"A hora da estrela"
- Marina Pin
- 22 de jun.
- 2 min de leitura
Por Marina Pin

Durante o nono ano, os estudantes realizam a leitura e a análise de A hora da estrela, obra de 1977 escrita por Clarice Lispector. Considerado um dos maiores clássicos da literatura brasileira, o romance apresenta aos alunos uma narrativa diferente das convencionais, marcada por reflexões sobre a escrita, a linguagem e a realidade social brasileira.
A obra acompanha a trajetória de Macabéa, uma jovem nordestina que vive no Rio de Janeiro em condições de pobreza. Por meio do narrador Rodrigo S.M., Clarice constrói uma narrativa fora do comum na literatura clássica, questionando o próprio ato de escrever e os limites da literatura ao retratar a vida de outras pessoas. De acordo com a própria autora, o livro não possui um gênero literário específico, transitando, assim, entre os gêneros e podendo gerar um estranhamento ao leitor de obras convencionais.
Segundo o professor de Língua Portuguesa, Leandro Antognoli Caleffi, introduzir o livro pela primeira vez no nono ano é um desafio justamente por sua complexidade.
“É uma espécie de livro dentro do livro [...] é um livro que quer incomodar mesmo. A Clarice está fazendo ali uma experimentação bastante radical. Ele fala da impossibilidade da palavra expressar o que ela quer, então é como se a palavra se voltasse contra ela mesma”,explica.

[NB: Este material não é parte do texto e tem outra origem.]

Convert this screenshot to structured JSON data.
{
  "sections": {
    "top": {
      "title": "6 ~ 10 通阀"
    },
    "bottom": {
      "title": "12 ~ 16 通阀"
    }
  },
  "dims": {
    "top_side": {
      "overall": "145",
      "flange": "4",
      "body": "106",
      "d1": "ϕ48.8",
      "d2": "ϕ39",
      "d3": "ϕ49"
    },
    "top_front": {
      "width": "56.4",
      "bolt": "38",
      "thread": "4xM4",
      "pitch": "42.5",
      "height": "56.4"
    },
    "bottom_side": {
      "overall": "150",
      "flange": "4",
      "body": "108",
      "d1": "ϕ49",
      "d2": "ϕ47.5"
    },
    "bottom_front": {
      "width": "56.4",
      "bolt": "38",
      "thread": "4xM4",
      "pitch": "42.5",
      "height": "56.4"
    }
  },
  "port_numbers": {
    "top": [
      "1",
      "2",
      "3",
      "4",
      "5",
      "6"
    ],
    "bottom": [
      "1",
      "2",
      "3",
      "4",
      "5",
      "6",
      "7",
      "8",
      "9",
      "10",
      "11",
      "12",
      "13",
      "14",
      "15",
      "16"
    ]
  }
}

Apesar de a obra apresentar diferentes camadas narrativas, o professor destaca que os estudantes costumam se interessar à medida que compreendem melhor sua construção.
Além do livro, os alunos também têm contato com adaptações da história. O longa homônimo, dirigido por Suzana Amaral, é considerado importante para o universo da obra, pois tornou a história conhecida por um público mais amplo. Embora a adaptação foque principalmente na trajetória de Macabéa, deixando de lado duas outras histórias presentes no romance, ela contribui para despertar o interesse dos leitores e ampliar a compreensão da narrativa.
A relevância de A hora da estrela também se reflete em sua constante presença nos vestibulares. Segundo o professor entrevistado, as questões costumam priorizar os aspectos de linguagem e a estrutura inovadora da narrativa, em vez dos acontecimentos da história em si. Ele afirma:
“Se você pegar as questões que caem no vestibular, é muito mais sobre a linguagem do que as próprias histórias, que é o que o filme não trata”.
Assim, a leitura da obra é fundamental para compreender as reflexões propostas por Clarice Lispector e interpretar os diferentes níveis de construção presentes no romance.
O também professor de Língua Portuguesa, Danilo Batista Silva, afirma que A hora da estrela não se limita a narrar a trajetória de Macabéa; a obra também permite refletir sobre questões sociais mais amplas, como desigualdade, exclusão e pertencimento. Segundo ele, a leitura do livro possibilita aos alunos perceber como a literatura pode ser uma ferramenta de compreensão da realidade histórica e cultural do Brasil, incentivando uma análise crítica sobre a construção da identidade individual e coletiva em meio às diferenças regionais e sociais.
Por meio dessa leitura, os alunos possuem a oportunidade de entrar em contato com um texto desafiador e reflexivo, ampliando seu repertório cultural e desenvolvendo novas formas de interpretar a literatura e a realidade ao seu redor.